The 3.4 percent rate is actually a product of gradual rate lowering by a Democrat-controlled Congress over the past four years. In 2007, lawmakers introduced the College Cost Reduction and Access Act, which lowered the then-6.8 percent rate on the Stafford loan incrementally until 2012. The July increase would be a return to the original rate, though Democrats are trying to delay it. Rep. Joe Courtney (D) of Connecticut has introduced a bill that would stop the rate hike.

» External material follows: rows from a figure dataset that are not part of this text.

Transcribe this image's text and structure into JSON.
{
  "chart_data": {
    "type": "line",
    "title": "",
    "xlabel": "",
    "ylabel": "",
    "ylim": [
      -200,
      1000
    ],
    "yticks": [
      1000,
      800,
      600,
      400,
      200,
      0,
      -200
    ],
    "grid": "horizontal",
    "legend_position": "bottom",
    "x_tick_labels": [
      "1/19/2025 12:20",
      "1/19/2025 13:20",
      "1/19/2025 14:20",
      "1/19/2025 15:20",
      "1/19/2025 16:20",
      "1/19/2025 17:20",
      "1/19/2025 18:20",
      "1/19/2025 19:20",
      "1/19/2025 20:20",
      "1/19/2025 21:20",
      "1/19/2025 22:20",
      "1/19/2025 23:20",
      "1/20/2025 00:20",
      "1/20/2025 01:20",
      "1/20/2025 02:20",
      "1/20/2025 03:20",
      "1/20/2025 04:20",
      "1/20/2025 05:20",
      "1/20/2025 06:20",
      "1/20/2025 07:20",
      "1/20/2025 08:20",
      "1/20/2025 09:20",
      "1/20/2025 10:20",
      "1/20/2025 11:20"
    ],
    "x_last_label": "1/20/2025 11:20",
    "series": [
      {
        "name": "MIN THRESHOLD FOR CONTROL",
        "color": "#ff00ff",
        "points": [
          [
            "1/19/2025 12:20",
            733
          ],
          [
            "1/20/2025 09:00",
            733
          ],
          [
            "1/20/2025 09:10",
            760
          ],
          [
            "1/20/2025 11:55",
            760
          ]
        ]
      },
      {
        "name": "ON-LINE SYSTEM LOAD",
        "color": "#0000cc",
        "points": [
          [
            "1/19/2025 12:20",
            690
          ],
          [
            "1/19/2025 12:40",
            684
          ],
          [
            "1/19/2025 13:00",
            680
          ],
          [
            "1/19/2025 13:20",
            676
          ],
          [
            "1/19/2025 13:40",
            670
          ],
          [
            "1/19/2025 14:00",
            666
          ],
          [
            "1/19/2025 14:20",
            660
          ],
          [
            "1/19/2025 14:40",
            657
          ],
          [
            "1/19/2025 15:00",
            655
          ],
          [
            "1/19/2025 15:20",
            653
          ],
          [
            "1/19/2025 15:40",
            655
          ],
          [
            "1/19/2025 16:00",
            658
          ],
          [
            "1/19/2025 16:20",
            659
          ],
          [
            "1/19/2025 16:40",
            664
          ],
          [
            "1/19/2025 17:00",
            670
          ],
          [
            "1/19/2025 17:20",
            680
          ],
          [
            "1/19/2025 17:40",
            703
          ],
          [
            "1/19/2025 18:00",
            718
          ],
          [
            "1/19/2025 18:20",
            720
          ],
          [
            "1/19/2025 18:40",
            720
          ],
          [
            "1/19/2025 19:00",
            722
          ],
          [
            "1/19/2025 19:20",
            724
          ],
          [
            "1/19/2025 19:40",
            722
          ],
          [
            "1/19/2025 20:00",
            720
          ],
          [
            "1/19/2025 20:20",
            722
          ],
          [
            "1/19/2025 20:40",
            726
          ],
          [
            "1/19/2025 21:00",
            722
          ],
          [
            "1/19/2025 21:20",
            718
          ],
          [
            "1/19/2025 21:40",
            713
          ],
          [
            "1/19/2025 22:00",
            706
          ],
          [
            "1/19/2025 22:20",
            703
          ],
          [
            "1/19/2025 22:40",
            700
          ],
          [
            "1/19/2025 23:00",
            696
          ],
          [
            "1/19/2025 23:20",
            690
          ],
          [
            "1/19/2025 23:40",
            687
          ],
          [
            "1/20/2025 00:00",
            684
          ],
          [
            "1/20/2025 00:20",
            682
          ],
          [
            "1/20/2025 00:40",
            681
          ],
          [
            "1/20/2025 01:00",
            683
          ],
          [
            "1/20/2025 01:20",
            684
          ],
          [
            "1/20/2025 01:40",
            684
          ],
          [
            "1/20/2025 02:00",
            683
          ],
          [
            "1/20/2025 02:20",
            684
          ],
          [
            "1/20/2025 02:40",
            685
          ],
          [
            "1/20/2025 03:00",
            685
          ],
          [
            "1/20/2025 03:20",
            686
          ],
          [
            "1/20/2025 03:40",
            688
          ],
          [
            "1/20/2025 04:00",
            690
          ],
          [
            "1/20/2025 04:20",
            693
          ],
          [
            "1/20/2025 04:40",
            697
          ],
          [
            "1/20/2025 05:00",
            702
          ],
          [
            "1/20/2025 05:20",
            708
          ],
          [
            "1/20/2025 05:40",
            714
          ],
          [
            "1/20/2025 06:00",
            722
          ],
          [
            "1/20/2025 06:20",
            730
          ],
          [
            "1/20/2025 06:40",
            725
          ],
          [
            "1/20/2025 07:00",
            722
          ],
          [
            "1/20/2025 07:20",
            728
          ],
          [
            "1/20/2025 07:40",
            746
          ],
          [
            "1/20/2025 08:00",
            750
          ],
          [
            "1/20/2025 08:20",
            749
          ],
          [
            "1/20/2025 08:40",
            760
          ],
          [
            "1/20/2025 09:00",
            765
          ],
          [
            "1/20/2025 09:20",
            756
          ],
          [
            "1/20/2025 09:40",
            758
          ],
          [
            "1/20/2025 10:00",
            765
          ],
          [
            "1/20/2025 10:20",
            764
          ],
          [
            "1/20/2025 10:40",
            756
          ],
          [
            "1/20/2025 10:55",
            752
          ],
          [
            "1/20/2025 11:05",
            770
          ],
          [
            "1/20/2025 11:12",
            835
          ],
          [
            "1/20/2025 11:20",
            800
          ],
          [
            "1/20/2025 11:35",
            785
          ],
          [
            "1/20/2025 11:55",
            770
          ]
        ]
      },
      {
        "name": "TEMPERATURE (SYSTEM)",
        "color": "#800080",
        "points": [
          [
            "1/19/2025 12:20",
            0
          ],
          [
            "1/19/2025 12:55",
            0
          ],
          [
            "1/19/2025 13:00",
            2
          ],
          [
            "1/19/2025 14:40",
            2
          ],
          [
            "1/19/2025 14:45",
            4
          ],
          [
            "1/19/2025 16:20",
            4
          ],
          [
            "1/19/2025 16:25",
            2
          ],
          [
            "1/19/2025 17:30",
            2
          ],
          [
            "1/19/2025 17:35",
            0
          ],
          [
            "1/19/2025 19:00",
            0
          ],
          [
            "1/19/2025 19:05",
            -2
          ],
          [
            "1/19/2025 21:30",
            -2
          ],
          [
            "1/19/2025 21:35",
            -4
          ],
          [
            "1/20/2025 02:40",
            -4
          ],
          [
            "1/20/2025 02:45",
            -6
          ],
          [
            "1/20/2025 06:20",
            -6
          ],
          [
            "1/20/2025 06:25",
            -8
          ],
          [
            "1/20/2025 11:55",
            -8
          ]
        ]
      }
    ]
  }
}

"If Congress does nothing, borrowers taking out the maximum $23,000 in subsidized student loans will see their interest balloon by an estimated $5,000 over a 10-year repayment period and $11,000 over a 20-year repayment period," Mr. Courtney wrote in an op-ed for the Huffington Post last month. “Students who took out loans have a responsibility to pay them back. But the government shouldn’t balloon payments at a time when our economy is still struggling to climb back from the worst recession in generations.…Failing to pass this legislation will make it harder for smart, hard-working Americans to join and stay in the middle-class.”

President Obama, too, has proposed extending the 3.4 percent rate for another year, which he says would save 7.4 million students an average of $1,000 in interest payments.  But opponents of the low interest rate cite the taxpayer cost and the effect on a worrying Federal deficit. The office of Rep. John Kline (R) of Minnesota and the chairman of the House Education and the Workforce Committee, estimates that keeping the rate low would cost  taxpayers $6 billion per year.

We "now face the exact predicament we expected: We must either allow interest rates to rise on student loans, or stick taxpayers with another multibillion-dollar bill," Jennifer Allen, a spokesperson for Mr. Kline, told the Associated Press.

Congress has already passed a bill eliminating subsidized Stafford loans for graduate students. There is also an unsubsidized version of the Stafford loan available to students, and it already comes with a 6.8 percent interest rate.

Student loan debt hit $857 billion in 2011. According to the College Board, students are borrowing twice what they did a decade ago, leaving college $25,000 in debt, on average. According to Department of Education data released in September of last year, the percentage of students who default on those loans is increasing as well: 8.8 percent of student borrowers defaulted in 2009, up from 7 percent in 2008.